1

I am working with a large dataset of event logs that looks something like this:

time user_id place key version
2023-02-13 06:28:54 30375 School 422i-dmank-ev2eia 2.023
2023-02-13 06:24:42 47127 School wjes-wtpi-byt2rl0 2.023
2023-02-13 06:18:14 67491 Work 8kg7-too6-ihyqshh 2.023
2023-02-13 06:03:10 36870 Home 9xbs-p5hy-envlb8h 2.022
2023-02-13 05:58:24 14222 School 0z3k-ya93-fcleo2f 2.022

Where:

  • time is a POSIXct var
  • user_id and version are num vars
  • place and key are chr vars

There should be no identical rows in the dataset, so as part of the the cleaning script I am using unique() to catch and delete duplicate rows. This is deleting some duplicates but not all. It appears to be the same duplicate rows that are missed every time.

What could be causing some duplicate rows not to be removed?


My investigation has been limited because I am very new to R and am not sure where to look for the problem, but I have tried the following:

  • Switched unique() to distinct()

Result was the same, with the same duplicates being kept.

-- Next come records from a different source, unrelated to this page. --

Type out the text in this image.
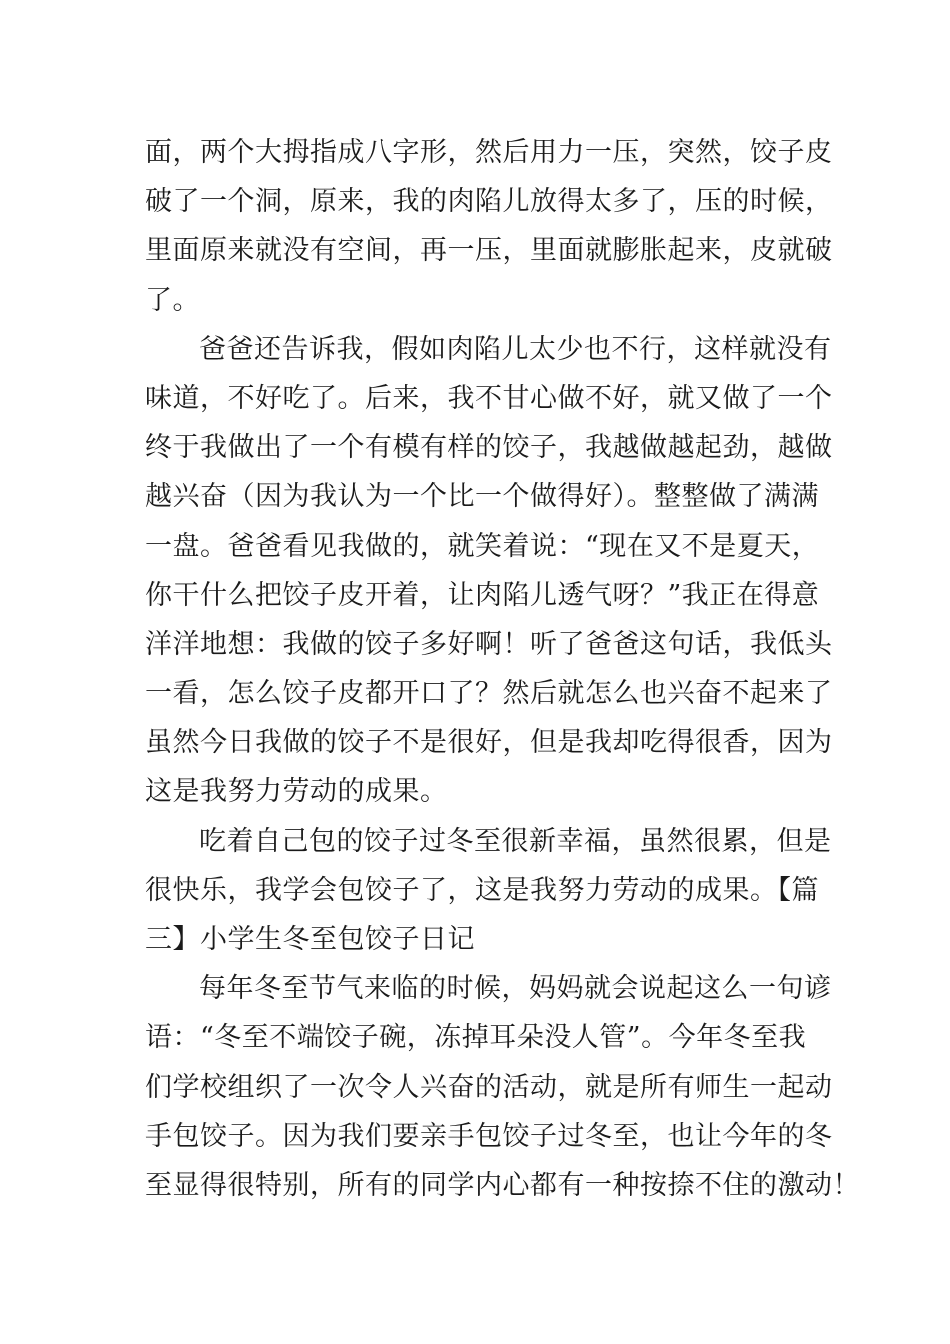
面，两个大拇指成八字形，然后用力一压，突然，饺子皮
破了一个洞，原来，我的肉陷儿放得太多了，压的时候，
里面原来就没有空间，再一压，里面就膨胀起来，皮就破
了。
爸爸还告诉我，假如肉陷儿太少也不行，这样就没有
味道，不好吃了。后来，我不甘心做不好，就又做了一个
终于我做出了一个有模有样的饺子，我越做越起劲，越做
越兴奋（因为我认为一个比一个做得好）。整整做了满满
一盘。爸爸看见我做的，就笑着说：“现在又不是夏天，
你干什么把饺子皮开着，让肉陷儿透气呀？”我正在得意
洋洋地想：我做的饺子多好啊！听了爸爸这句话，我低头
一看，怎么饺子皮都开口了？然后就怎么也兴奋不起来了
虽然今日我做的饺子不是很好，但是我却吃得很香，因为
这是我努力劳动的成果。
吃着自己包的饺子过冬至很新幸福，虽然很累，但是
很快乐，我学会包饺子了，这是我努力劳动的成果。【篇
三】小学生冬至包饺子日记
每年冬至节气来临的时候，妈妈就会说起这么一句谚
语：“冬至不端饺子碗，冻掉耳朵没人管”。今年冬至我
们学校组织了一次令人兴奋的活动，就是所有师生一起动
手包饺子。因为我们要亲手包饺子过冬至，也让今年的冬
至显得很特别，所有的同学内心都有一种按捺不住的激动！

  • Checked that a specific pairs of duplicate rows were actually identical

I guessed that there may be something 'invisible' that meant the kept rows were actually unique, so checked a handful of the non-removed duplicates with a manual-ish process:

time user_id place key version
x 2023-02-13 06:28:54 30375 School 422i-dmank-ev2eia 2.023
y 2023-02-13 06:28:54 30375 School 422i-dmank-ev2eia 2.023

check <- dataframe[x,] == dataframe[y,]

Which always returned [TRUE, TRUE, TRUE, TRUE, TRUE]

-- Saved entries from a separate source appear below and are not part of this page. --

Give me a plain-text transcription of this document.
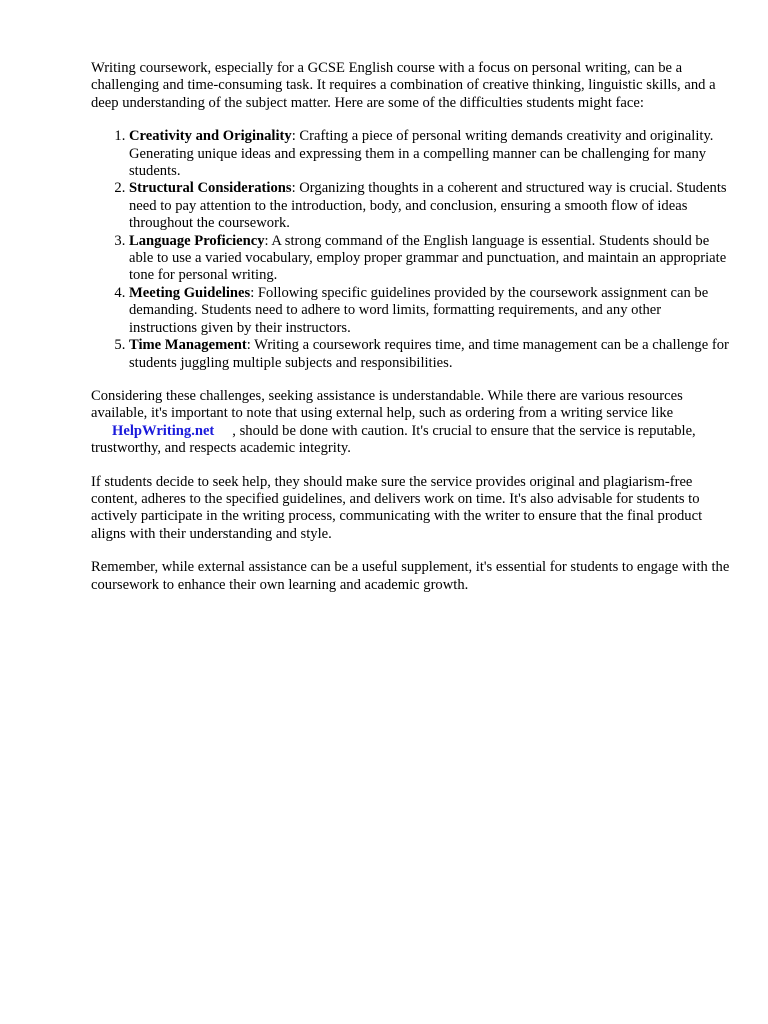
Writing coursework, especially for a GCSE English course with a focus on personal writing, can be a challenging and time-consuming task. It requires a combination of creative thinking, linguistic skills, and a deep understanding of the subject matter. Here are some of the difficulties students might face:

1. Creativity and Originality: Crafting a piece of personal writing demands creativity and originality. Generating unique ideas and expressing them in a compelling manner can be challenging for many students.
2. Structural Considerations: Organizing thoughts in a coherent and structured way is crucial. Students need to pay attention to the introduction, body, and conclusion, ensuring a smooth flow of ideas throughout the coursework.
3. Language Proficiency: A strong command of the English language is essential. Students should be able to use a varied vocabulary, employ proper grammar and punctuation, and maintain an appropriate tone for personal writing.
4. Meeting Guidelines: Following specific guidelines provided by the coursework assignment can be demanding. Students need to adhere to word limits, formatting requirements, and any other instructions given by their instructors.
5. Time Management: Writing a coursework requires time, and time management can be a challenge for students juggling multiple subjects and responsibilities.

Considering these challenges, seeking assistance is understandable. While there are various resources available, it's important to note that using external help, such as ordering from a writing service like
HelpWriting.net , should be done with caution. It's crucial to ensure that the service is reputable, trustworthy, and respects academic integrity.

If students decide to seek help, they should make sure the service provides original and plagiarism-free content, adheres to the specified guidelines, and delivers work on time. It's also advisable for students to actively participate in the writing process, communicating with the writer to ensure that the final product aligns with their understanding and style.

Remember, while external assistance can be a useful supplement, it's essential for students to engage with the coursework to enhance their own learning and academic growth.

So it appears that cell difference is not what's causing the rows to not be considered duplicates.

gribbling
  • 11
  • 2
  • 1
    Welcome to Stack Overflow! You need to provide a [minimal, reproducible example](https://stackoverflow.com/questions/5963269/how-to-make-a-great-r-reproducible-example) of your data. We need your structure of the data to investigate this. You don't need to share all of your data, but the part that you are sharing formatted as table, should be shared using `dput(sample dataset name)`. Taking the [Tour](https://stackoverflow.com/tour) and reading [How to Ask](https://stackoverflow.com/help/how-to-ask) can be helpful as well. – M-- Feb 27 '23 at 07:35
  • Thanks for the feedback! I appreciate the advice - I had misunderstood what was meant by the minimal reproducible data and had missed the r-specific post. Conveniently, going to create the MRE also meant I found my problem - I hadn't properly saved the dataframe after calling for unique. Nothing wrong with unique(). – gribbling Feb 27 '23 at 07:58
  • One thing you can try is to use `unique()` on each column of the quarantined "seemingly identical" set and see if one column in particular is preventing the rows from being seen as identical. – Noah Feb 27 '23 at 08:01

1 Answers1

0

Answering my own question - my issue turned out not to be with unique(), but functions.

The unique() call was made as part of a function. I had not properly overwritten the original dataframe with the returned, unique dataframe at the end of it.

Preparing the MRE meant that I saved the dataset and ran unique() on it outside of this function, which did work and indicated a different culprit. Thanks for your help!

gribbling
  • 11
  • 2